Les ministres en charge des Affaires européennes des États membres de l'UE ont discuté, mardi 15 novembre, de l’efficacité du mécanisme mis en place au Conseil, qui prend la forme d'un dialogue annuel, pour évaluer le respect de l’État de droit par les Vingt-huit. La porte est dorénavant ouverte à des modifications visant à renforcer ce mécanisme et le rendre plus consistant à l’avenir.

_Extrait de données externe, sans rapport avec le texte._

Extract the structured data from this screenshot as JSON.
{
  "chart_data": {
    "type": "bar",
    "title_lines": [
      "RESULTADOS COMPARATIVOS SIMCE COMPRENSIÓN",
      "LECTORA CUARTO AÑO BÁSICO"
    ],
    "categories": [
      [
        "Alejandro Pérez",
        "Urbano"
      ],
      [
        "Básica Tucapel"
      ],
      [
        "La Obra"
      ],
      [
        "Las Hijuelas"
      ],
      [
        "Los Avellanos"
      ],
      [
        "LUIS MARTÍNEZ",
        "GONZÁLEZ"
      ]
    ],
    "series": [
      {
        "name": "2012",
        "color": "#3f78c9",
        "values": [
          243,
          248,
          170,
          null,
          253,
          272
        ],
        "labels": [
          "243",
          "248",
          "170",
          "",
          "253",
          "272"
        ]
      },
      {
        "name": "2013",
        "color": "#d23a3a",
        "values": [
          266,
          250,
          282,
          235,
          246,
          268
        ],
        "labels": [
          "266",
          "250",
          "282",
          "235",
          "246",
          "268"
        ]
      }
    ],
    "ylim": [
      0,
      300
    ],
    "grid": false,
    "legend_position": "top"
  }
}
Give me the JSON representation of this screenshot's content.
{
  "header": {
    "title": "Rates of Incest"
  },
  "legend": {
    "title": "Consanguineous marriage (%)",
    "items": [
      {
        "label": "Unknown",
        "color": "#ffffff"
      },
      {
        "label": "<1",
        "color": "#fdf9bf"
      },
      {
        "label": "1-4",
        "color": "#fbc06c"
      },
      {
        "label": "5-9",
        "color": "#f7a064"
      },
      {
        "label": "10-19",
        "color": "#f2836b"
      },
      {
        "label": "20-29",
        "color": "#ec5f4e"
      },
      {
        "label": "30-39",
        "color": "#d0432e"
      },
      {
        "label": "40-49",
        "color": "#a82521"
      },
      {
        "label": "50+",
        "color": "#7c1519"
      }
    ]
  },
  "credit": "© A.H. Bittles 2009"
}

Les ministres ont conclu que ce dialogue annuel qu'ils ont sur le respect des principes de l'État de droit devra faire l'objet d'une nouvelle évaluation d'ici à la fin de 2019. Cette évaluation « pourrait également être l'occasion d'examiner si le Conseil est prêt à transformer le dialogue sur l'État de droit en un exercice annuel d'évaluation par les pairs », avait indiqué la Présidence slovaque du Conseil en amont de cette discussion.

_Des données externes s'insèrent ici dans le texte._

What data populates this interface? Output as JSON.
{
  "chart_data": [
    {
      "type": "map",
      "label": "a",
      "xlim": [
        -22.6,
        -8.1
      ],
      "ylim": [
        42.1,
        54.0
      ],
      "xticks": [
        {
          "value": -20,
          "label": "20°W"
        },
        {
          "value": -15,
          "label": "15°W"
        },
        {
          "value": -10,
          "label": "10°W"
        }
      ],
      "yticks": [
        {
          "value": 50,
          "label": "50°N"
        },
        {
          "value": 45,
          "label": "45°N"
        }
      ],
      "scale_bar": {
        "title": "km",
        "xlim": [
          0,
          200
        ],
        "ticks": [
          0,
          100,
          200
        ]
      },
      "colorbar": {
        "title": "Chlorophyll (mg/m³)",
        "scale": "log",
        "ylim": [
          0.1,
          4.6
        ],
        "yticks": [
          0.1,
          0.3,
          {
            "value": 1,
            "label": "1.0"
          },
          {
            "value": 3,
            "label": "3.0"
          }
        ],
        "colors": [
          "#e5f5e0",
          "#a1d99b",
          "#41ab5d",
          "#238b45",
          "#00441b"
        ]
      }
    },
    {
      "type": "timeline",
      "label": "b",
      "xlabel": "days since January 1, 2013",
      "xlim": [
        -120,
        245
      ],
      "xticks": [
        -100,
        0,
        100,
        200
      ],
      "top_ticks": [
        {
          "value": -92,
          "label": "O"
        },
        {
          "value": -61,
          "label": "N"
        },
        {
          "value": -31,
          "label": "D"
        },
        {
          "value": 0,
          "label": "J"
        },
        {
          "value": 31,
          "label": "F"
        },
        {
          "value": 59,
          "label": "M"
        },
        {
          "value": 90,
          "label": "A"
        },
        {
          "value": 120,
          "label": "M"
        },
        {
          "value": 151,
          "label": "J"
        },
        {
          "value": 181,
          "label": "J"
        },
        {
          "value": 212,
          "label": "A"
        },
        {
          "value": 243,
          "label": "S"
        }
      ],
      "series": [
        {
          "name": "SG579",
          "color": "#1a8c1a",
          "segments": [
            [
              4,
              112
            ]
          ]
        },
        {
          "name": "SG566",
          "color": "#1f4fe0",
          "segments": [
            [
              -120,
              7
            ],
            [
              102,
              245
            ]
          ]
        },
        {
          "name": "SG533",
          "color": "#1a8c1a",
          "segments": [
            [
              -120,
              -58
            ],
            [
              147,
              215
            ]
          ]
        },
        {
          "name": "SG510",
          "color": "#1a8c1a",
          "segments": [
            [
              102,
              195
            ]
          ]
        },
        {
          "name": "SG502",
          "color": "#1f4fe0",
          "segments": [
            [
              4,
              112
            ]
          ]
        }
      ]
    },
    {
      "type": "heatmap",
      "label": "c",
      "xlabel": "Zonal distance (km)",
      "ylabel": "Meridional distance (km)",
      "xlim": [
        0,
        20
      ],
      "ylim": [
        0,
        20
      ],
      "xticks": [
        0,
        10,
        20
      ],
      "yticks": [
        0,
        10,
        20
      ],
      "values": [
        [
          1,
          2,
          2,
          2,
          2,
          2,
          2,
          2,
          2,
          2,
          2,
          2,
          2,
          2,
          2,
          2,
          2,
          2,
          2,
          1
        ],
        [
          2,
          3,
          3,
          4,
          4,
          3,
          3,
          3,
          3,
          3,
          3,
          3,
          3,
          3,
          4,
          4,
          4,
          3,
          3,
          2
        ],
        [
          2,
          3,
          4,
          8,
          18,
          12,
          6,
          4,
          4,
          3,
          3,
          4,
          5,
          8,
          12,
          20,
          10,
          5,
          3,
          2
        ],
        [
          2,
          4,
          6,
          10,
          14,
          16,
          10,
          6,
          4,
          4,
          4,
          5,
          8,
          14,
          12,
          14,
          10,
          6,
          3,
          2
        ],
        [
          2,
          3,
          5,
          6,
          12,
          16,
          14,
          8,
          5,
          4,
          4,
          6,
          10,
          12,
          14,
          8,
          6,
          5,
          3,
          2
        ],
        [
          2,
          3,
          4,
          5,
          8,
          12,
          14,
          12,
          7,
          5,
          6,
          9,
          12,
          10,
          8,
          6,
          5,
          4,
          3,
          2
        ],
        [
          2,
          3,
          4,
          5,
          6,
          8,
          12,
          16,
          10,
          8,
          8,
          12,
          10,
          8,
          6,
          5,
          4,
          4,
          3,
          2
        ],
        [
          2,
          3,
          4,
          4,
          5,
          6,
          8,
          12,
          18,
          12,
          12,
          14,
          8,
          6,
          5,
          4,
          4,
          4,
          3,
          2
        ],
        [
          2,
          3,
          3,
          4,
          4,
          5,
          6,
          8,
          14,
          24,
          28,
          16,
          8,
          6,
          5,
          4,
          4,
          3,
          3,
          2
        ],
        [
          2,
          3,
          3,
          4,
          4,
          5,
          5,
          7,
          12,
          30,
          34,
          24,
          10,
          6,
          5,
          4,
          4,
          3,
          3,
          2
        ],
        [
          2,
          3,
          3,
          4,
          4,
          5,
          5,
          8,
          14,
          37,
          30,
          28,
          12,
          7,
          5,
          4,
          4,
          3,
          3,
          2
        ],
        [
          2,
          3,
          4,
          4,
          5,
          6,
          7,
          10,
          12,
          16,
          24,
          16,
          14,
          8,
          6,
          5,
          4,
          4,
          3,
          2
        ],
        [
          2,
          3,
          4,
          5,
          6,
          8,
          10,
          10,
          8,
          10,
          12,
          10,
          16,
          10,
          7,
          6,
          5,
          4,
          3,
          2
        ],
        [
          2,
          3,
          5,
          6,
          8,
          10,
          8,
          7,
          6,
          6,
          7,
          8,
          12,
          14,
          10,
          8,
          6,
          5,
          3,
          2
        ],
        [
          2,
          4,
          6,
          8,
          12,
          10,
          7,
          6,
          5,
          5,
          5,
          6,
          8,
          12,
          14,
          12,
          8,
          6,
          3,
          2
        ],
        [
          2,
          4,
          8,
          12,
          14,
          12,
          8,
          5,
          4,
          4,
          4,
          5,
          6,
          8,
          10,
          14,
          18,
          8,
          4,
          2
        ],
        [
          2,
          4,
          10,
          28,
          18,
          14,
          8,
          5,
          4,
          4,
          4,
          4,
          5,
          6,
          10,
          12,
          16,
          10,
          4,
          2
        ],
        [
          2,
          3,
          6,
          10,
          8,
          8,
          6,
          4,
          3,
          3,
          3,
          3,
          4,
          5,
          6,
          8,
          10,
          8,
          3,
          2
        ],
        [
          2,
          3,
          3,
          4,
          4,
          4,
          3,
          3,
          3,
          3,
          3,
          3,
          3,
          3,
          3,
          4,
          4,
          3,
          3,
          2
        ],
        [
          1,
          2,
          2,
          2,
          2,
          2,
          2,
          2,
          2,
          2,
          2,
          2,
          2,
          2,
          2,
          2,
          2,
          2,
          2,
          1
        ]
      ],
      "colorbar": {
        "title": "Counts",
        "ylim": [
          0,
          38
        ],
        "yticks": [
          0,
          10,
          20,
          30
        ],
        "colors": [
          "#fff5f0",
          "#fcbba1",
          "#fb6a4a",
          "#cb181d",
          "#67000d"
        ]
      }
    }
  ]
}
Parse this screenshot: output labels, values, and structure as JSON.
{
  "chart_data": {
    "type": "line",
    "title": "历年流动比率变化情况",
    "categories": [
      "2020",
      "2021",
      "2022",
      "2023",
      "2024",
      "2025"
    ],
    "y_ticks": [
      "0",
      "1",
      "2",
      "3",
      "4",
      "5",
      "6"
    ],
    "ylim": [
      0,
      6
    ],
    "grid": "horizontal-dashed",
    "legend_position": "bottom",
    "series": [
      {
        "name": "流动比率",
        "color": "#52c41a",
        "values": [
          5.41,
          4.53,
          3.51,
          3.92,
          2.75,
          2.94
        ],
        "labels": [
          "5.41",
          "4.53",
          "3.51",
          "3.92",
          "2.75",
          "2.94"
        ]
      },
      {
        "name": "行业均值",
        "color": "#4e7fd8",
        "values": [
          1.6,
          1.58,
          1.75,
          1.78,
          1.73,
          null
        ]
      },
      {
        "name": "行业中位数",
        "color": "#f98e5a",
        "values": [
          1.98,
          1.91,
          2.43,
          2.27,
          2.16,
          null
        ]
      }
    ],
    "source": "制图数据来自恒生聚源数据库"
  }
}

Selon une source du Conseil, plusieurs États membres, dont la Belgique, l'Italie et les Pays-Bas, ont fait part, mardi, de leur souhait de faire évoluer ce mécanisme avec une évaluation périodique de la situation de l'État de droit dans tous les États membres. La fréquence d'une telle évaluation n'a toutefois pas été précisée. Des pays comme la France demandent même que cette évaluation ait lieu une fois par semestre. D’autres pays ont accepté de faire évoluer le mécanisme, mais en soulignant que celui-ci ne devrait pas s'éloigner de ses principes de départ. Il s'agit ici notamment de la Pologne et de la Hongrie.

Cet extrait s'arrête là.